Because of discomfort, after getting out of the car, our companions didn't say a word to each other, and we didn't have the strength to say it. Usually I can complete the road in the playground in more than 10 minutes, and I walked extremely hard.

Finally to the lake. Looking at the sapphire Namtso, I slowly squatted on the edge of the lake, quietly looking at the calm lake, looking at the clouds like waves that left the lake and were stationed on the mountains, and my heart was like a lake without a single ripple. No excitement, no feelings.

Namtso, I'm coming. At this moment, I have come to your side, why are you not in the romantic and wonderful transparent light blue when you look at it from afar? Isn't it connected by the clouds and water that surprise me? Not in the mysterious and strange lotus pond in full bloom? It is not what I imagined, a glance at the lake will remind me of the promise of the past and present lives and the reincarnation of the soul, the wisps of abandonment, missing and watching......

Facing your thick blue, I feel that Namtso is preoccupied, without aura and vitality.

The legendary sacred lake, why is it like this in my eyes? Could it be that we don't have fate? At this moment, my heart was blank.

I sat down while I was on oxygen, and my eyes swept over the lake to look into the distance, and the white and transparent clouds opened their smiling faces to me and opened their hearts to me.

Hehe, at this time, I understood one thing: the beauty of Namtso is not made up of this single lake.
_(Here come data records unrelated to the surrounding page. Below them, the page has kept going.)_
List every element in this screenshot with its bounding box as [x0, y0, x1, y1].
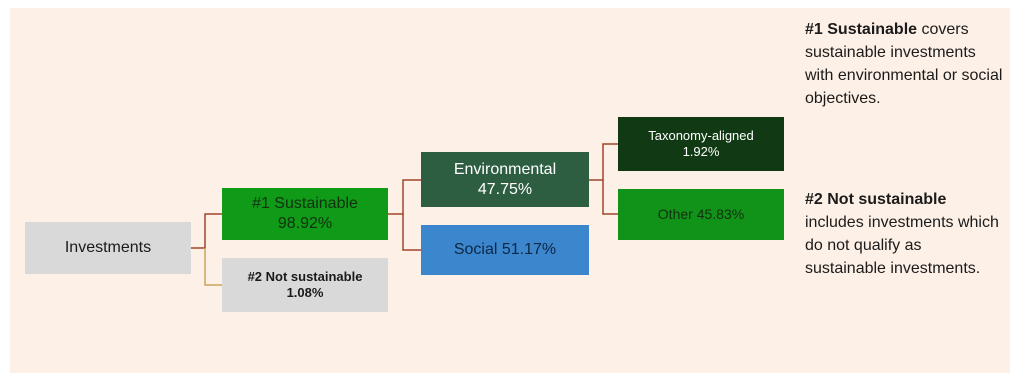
social-box: Social 51.17% [421, 225, 589, 275]
social-label: Social 51.17% [453, 241, 557, 258]
sustainable-title: #1 Sustainable [252, 195, 358, 212]
investments-box: Investments [25, 222, 191, 274]
sustainable-box: #1 Sustainable 98.92% [222, 188, 388, 240]
investments-label: Investments [64, 239, 152, 256]
connector-investments-sustainable [191, 213, 222, 249]
not-sustainable-title: #2 Not sustainable [247, 268, 363, 284]
note-sustainable: #1 Sustainable covers sustainable invest… [805, 18, 1005, 110]
connector-sustainable-social [402, 214, 421, 251]
not-sustainable-value: 1.08% [286, 285, 324, 300]
environmental-box: Environmental 47.75% [421, 152, 589, 207]
note-not-sustainable-text: includes investments which do not qualif… [805, 214, 999, 277]
connector-investments-not-sustainable [204, 248, 222, 286]
connector-environmental-taxonomy [589, 143, 618, 181]
taxonomy-aligned-title: Taxonomy-aligned [648, 127, 754, 143]
other-label: Other 45.83% [657, 205, 745, 222]
note-not-sustainable-lead: #2 Not sustainable [805, 191, 947, 208]
note-sustainable-lead: #1 Sustainable [805, 21, 918, 38]
note-not-sustainable: #2 Not sustainable includes investments … [805, 188, 1005, 280]
sustainable-value: 98.92% [277, 215, 333, 232]
connector-sustainable-environmental [388, 179, 421, 215]
note-sustainable-text: covers sustainable investments with envi… [805, 21, 1003, 107]
environmental-title: Environmental [453, 160, 557, 178]
taxonomy-aligned-value: 1.92% [682, 144, 720, 159]
taxonomy-aligned-box: Taxonomy-aligned 1.92% [618, 117, 784, 171]
other-box: Other 45.83% [618, 189, 784, 240]
environmental-value: 47.75% [477, 180, 533, 198]
not-sustainable-box: #2 Not sustainable 1.08% [222, 258, 388, 312]
connector-environmental-other [602, 180, 618, 215]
It is the unity of heaven and earth, composed of a castle-like mountain waiting by the lake and the auspicious clouds on the mountain. Under the blue sky, the clean castle is Qionglou Yuyu, and the clouds are the waves rising from Namtso......
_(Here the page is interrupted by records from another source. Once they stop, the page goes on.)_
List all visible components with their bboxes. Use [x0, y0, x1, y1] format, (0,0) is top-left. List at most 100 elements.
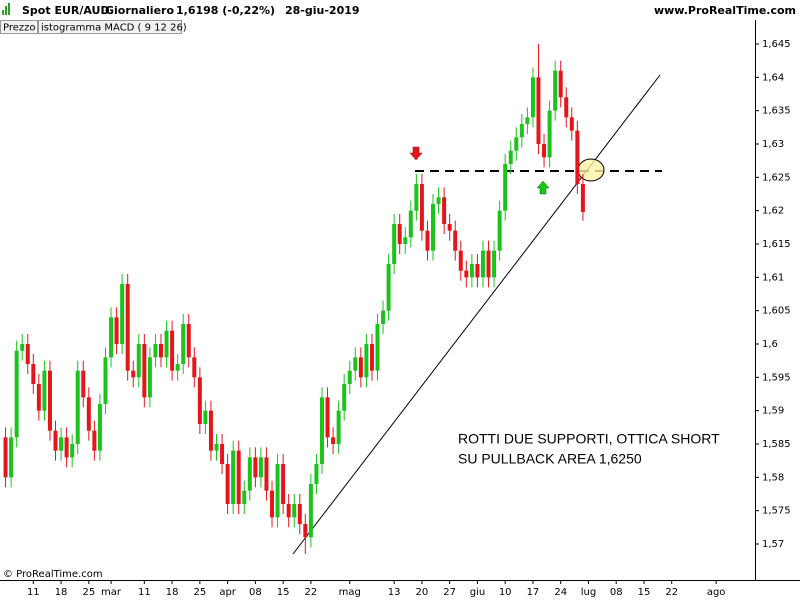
x-tick-label: 18	[166, 587, 179, 598]
y-tick-label: 1,64	[762, 72, 784, 83]
candle-body	[103, 357, 108, 404]
candle-body	[314, 464, 319, 484]
candle-body	[136, 344, 141, 378]
header-bar	[0, 0, 800, 20]
trend-line	[292, 74, 661, 555]
x-tick-label: 10	[499, 587, 512, 598]
y-tick-label: 1,645	[762, 39, 791, 50]
candle-body	[9, 437, 14, 478]
candle-body	[536, 77, 541, 144]
candle-body	[297, 504, 302, 524]
candle-body	[236, 450, 241, 504]
y-tick-label: 1,575	[762, 506, 791, 517]
candle-body	[208, 410, 213, 451]
candle-body	[347, 370, 352, 384]
x-tick-label: mar	[101, 587, 122, 598]
candle-body	[3, 437, 8, 478]
candle-body	[397, 224, 402, 244]
candle-body	[270, 490, 275, 518]
candle-body	[569, 117, 574, 131]
candle-body	[431, 204, 436, 251]
y-tick-label: 1,57	[762, 539, 784, 550]
candle-body	[425, 230, 430, 251]
candle-body	[558, 70, 563, 98]
candle-body	[258, 457, 263, 478]
date: 28-giu-2019	[285, 4, 360, 17]
candle-body	[131, 370, 136, 378]
tab-label: Prezzo	[3, 23, 36, 34]
candle-body	[436, 197, 441, 204]
candle-body	[170, 330, 175, 371]
y-tick-label: 1,63	[762, 139, 784, 150]
candle-body	[14, 350, 19, 438]
x-tick-label: 17	[527, 587, 540, 598]
candle-body	[203, 410, 208, 424]
candle-body	[547, 110, 552, 158]
period: Giornaliero	[105, 4, 174, 17]
instrument: Spot EUR/AUD	[22, 4, 110, 17]
candle-body	[514, 137, 519, 151]
candle-body	[158, 344, 163, 358]
candle-body	[225, 464, 230, 504]
candle-body	[447, 224, 452, 231]
candle-body	[175, 364, 180, 371]
tab[interactable]	[0, 20, 38, 34]
tab[interactable]	[38, 20, 182, 34]
candle-body	[181, 324, 186, 364]
candle-body	[342, 384, 347, 411]
x-tick-label: 27	[443, 587, 456, 598]
x-tick-label: ago	[707, 587, 726, 598]
candle-body	[242, 490, 247, 504]
candle-body	[75, 370, 80, 444]
x-tick-label: giu	[470, 587, 485, 598]
candle-body	[47, 370, 52, 431]
y-tick-label: 1,6	[762, 339, 778, 350]
y-tick-label: 1,62	[762, 206, 784, 217]
candle-body	[442, 197, 447, 224]
y-tick-label: 1,615	[762, 239, 791, 250]
candle-body	[497, 210, 502, 251]
candle-body	[403, 237, 408, 244]
candle-body	[214, 444, 219, 451]
candle-body	[508, 150, 513, 164]
x-tick-label: 11	[138, 587, 151, 598]
x-tick-label: 24	[554, 587, 567, 598]
candle-body	[519, 124, 524, 138]
candle-body	[325, 397, 330, 438]
y-tick-label: 1,59	[762, 406, 784, 417]
candle-body	[231, 450, 236, 504]
candle-body	[464, 270, 469, 278]
candle-body	[275, 464, 280, 518]
down-arrow	[409, 146, 423, 161]
candle-body	[486, 250, 491, 278]
candle-body	[92, 430, 97, 451]
candle-body	[331, 437, 336, 444]
candle-body	[36, 384, 41, 411]
annotation: ROTTI DUE SUPPORTI, OTTICA SHORT	[458, 431, 720, 447]
x-tick-label: 15	[638, 587, 651, 598]
candle-body	[31, 364, 36, 384]
candle-body	[86, 397, 91, 431]
candle-body	[475, 264, 480, 278]
y-tick-label: 1,625	[762, 172, 791, 183]
candle-body	[286, 504, 291, 518]
x-tick-label: 11	[27, 587, 40, 598]
candle-body	[381, 310, 386, 324]
x-tick-label: 22	[305, 587, 318, 598]
logo-icon	[2, 3, 10, 15]
footer: © ProRealTime.com	[3, 569, 103, 580]
candle-body	[42, 370, 47, 411]
x-tick-label: mag	[339, 587, 361, 598]
candle-body	[147, 357, 152, 398]
candle-body	[369, 344, 374, 371]
x-tick-label: 25	[82, 587, 95, 598]
up-arrow	[536, 180, 550, 195]
candle-body	[109, 317, 114, 358]
candle-body	[253, 457, 258, 478]
candle-body	[336, 410, 341, 444]
candle-body	[192, 357, 197, 378]
candle-body	[120, 284, 125, 344]
candle-body	[164, 330, 169, 358]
In my eyes, Namtso is not a holy lake but a fairyland. I can only appreciate its lakes and mountains, and I can only understand its stunning beauty when it comes to the combination of heaven and earth. I can't understand the sacred place in the blue water, and I can't understand the traces of my past and present lives in the lake......

But I believe: I have an appointment with you in this life, otherwise I would not have come to Tibet, because I knew Namtso. Maybe your magic is arranged for me in the Potala Palace, in the palace of the sixth **, and you let my tears stay in the Potala Palace instead of Namtso. Because, Cangyang Gyatso was also found here, and the reunion with him could only be found in the Potala Palace. So, when I came to you, I came to the lake to rest like a person who had completed this mission in Tibet.

On this trip, under the strong discomfort of my body, I harvested the shocking beauty when I looked at it from afar, and also harvested the beauty of seeing the clouds and sails rising by the lake, and the mountains and rivers in one fairyland.

It's worth the trip, but it won't come again. It's so painful, growing so big, and the body has never felt so bad.

However, a day later, on the way to the Brahmaputra Gorge, I told a friend in Tianjin: The only failure in this trip to Tibet was in Namtso. Because of my body's reaction, my attention was all about the discomfort. My emotions were affected, and I didn't really appreciate the beauty of Namtso. It seems that we are here for the first time, and the arrangement is unreasonable and inexperienced.

Unexpectedly, my friend in Tianjin agreed with me very much, and he said that his experience was the same.

Talking, talking, let's talk, what if we come back next time......

Hmmm? I was taken aback. How could I have the idea of coming back? I have repeatedly told my family in the past few days: I am a representative, you should not come again, your body is too uncomfortable.

This has not yet left Tibet, let alone the reaction to get rid of the pain, to have such a thought?

However, the night before I left Tibet (on the 29th), in the Potala Palace Square, I was in a mood that suddenly improved, and when I dragged my body, which had lost six pounds in seven days, and danced and danced to the music, a voice rose in my heart: I will come again.

Hehe......

Asked softly: Namtso, do we still have an appointment?